V-2. Principle of experiential context (PEC)
PEC: Invalid/incomplete statements are more likely to appear in
knowledge fragments where limited prior knowledge (theories, components,
models, etc) can be or has been brought to bear.
V-3. Principle of local consistency (PLOC)
PLOC: Inconsistencies are more likely appear in knowledge fragments
that have not been defined and/or cannot be viewed in proximity
(spatial, temporal, representational, or inferential) by the user
VI. Evaluation
To evaluate the Knowledge Analysis module we will perform a tool ablation
experiment. We will create an ablated version of the RKF SRI system that will
not contain KANAL. Subjects will be asked to create process models with the
whole system and with the ablated version. We will use a range of process
models, including relatively simple ones (5-10 steps) and more complex ones
(several dozens of steps). The simpler models will probably be taken from
the TKCP, for example of the size of the VirusInvadesCell model. The more
complex models can be from the EKCP, where for example BW production models
may consist of up to 200 steps.
Our gold standard will be process models created by experts that are checked
for errors manually and thoroughly by other experts and by knowledge engineers.

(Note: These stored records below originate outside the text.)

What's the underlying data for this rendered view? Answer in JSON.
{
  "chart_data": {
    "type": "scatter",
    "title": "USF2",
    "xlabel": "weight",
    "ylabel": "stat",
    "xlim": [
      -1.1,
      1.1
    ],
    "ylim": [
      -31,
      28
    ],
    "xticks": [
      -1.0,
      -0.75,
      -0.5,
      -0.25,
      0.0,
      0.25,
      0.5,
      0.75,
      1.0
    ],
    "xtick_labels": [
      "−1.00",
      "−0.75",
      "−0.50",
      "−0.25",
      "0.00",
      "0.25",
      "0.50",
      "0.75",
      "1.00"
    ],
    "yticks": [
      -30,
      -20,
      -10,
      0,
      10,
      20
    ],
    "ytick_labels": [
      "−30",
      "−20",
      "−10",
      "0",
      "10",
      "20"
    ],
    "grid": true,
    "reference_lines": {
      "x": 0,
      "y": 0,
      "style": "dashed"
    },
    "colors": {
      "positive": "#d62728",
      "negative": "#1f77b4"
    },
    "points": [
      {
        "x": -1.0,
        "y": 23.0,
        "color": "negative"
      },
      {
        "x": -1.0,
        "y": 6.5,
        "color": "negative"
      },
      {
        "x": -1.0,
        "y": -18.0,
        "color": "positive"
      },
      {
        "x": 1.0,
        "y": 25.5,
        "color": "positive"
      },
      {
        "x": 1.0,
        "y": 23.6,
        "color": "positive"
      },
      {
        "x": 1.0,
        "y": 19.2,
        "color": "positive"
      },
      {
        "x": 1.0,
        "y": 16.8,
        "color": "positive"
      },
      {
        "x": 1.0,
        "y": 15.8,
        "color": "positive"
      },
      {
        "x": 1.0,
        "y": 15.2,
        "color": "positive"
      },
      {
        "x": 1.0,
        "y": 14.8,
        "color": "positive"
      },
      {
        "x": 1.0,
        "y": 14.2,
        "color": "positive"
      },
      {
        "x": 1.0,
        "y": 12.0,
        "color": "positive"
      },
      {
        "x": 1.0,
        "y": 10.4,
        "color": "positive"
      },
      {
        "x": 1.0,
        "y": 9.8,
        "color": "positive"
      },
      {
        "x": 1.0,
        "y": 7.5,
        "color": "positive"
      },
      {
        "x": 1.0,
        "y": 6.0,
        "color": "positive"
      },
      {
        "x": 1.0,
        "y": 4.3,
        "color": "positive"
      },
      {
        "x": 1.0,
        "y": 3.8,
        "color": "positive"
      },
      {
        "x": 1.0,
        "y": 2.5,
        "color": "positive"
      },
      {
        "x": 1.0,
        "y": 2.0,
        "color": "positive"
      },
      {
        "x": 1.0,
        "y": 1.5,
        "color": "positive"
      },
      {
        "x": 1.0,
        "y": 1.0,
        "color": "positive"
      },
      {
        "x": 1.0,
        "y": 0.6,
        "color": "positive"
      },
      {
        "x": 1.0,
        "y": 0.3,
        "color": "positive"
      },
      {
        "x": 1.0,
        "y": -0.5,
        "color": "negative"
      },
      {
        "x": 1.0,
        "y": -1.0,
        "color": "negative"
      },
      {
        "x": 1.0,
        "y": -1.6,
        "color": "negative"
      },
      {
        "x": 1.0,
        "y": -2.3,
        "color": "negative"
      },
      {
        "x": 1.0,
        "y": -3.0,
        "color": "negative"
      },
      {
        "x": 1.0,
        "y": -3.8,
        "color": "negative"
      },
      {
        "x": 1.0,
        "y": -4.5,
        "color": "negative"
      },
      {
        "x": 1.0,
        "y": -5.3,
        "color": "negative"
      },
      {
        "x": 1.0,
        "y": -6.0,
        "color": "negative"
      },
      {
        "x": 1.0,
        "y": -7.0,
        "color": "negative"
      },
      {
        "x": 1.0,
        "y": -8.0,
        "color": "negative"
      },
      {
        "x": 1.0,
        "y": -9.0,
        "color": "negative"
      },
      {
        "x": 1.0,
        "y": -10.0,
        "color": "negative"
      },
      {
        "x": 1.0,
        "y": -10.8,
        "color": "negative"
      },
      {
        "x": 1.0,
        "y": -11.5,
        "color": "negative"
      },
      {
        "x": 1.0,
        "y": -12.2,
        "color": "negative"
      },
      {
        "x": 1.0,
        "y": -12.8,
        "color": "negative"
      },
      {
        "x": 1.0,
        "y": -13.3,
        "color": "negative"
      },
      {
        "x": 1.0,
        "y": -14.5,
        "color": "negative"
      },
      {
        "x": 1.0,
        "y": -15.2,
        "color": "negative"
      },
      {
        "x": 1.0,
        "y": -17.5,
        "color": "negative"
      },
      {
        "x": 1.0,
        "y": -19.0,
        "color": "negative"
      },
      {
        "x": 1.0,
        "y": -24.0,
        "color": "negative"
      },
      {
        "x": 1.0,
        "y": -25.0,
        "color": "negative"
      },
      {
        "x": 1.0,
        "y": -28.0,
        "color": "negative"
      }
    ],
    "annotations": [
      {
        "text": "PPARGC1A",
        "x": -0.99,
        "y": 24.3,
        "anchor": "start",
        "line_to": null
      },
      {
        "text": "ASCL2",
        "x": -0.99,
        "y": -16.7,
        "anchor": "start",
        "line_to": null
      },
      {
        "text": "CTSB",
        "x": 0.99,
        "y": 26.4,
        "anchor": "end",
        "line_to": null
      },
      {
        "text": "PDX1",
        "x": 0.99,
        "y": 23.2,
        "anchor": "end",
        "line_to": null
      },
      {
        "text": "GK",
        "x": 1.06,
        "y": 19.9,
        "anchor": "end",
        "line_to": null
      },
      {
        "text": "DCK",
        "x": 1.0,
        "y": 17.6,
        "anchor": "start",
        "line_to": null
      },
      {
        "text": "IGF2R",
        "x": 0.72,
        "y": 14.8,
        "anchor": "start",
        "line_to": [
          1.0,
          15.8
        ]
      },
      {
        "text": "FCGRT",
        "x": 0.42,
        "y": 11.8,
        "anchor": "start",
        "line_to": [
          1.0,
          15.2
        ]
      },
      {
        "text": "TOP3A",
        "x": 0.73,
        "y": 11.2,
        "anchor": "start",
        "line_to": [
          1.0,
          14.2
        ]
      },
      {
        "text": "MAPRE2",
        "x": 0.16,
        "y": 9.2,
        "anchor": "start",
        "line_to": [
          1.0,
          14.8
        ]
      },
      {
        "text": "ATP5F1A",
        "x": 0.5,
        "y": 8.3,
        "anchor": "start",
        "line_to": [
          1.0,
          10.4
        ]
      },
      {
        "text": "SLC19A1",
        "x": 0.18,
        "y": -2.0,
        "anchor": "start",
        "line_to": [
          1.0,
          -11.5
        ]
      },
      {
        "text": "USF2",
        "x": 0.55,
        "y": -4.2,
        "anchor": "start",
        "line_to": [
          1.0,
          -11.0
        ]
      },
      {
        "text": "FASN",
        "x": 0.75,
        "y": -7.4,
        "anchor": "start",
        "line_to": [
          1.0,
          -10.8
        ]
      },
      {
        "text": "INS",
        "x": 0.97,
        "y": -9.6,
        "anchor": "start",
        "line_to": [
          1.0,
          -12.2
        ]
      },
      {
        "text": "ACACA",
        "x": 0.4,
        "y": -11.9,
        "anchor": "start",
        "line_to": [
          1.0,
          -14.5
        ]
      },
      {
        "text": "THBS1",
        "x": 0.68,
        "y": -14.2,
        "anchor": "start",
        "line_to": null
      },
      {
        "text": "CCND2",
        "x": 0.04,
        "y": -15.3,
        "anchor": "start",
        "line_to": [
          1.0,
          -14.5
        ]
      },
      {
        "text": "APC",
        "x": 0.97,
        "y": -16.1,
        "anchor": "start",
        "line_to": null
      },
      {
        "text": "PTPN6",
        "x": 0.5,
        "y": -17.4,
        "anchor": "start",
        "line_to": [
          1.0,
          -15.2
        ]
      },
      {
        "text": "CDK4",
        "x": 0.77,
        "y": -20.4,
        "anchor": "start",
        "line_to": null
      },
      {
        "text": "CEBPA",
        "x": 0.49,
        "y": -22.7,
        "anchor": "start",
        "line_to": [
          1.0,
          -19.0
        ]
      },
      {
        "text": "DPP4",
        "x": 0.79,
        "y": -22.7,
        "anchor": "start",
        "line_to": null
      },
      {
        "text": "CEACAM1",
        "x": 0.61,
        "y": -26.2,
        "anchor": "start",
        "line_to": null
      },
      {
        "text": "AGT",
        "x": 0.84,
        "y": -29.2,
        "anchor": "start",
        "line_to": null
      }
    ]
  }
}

We will assess KANAL's competence by comparing the quality of the resulting
process models by measuring the number of errors that the models contain in
both conditions. We will also assess KANAL's proactive help to the user
in fixing problems by measuring the average time to fix errors. In the
ablated condition, we will add a second session in the experiment where
the subjects will be told by the experimenters about the errors in their
models and will be asked to fix the errors using the ablated version of
the tool. The time to fix these errors will be compared with the time
to fix similar kinds of errors in the non-ablated condition where
subjects are using KANAL and following its suggestions.
We will also analyze KANAL's coverage in terms of what errors were not
detected, and will direct our future efforts to extend KANAL to address those
errors.
CLAIM: Interdependency Models are useful for both checking errors in the process
models and finding fixes, because they can point gaps and inconsistencies in the
models
SubClaim1: In Static Checks, an explanation or trace can be used as the
Interdependency Models among the pieces of knowledge put together to generate
the answer. They can point the source of problems when the answers are
different from the expected answer, and propose potential fixes.
SubClaim2: In Dynamic Checks, the result of each simulation can be used as
the Interdependency Models among the substeps of the process model. They can
point unachieved conditions, expected and unexpected effects, loops,
redundancies, disjunctive model branches, and the resources used.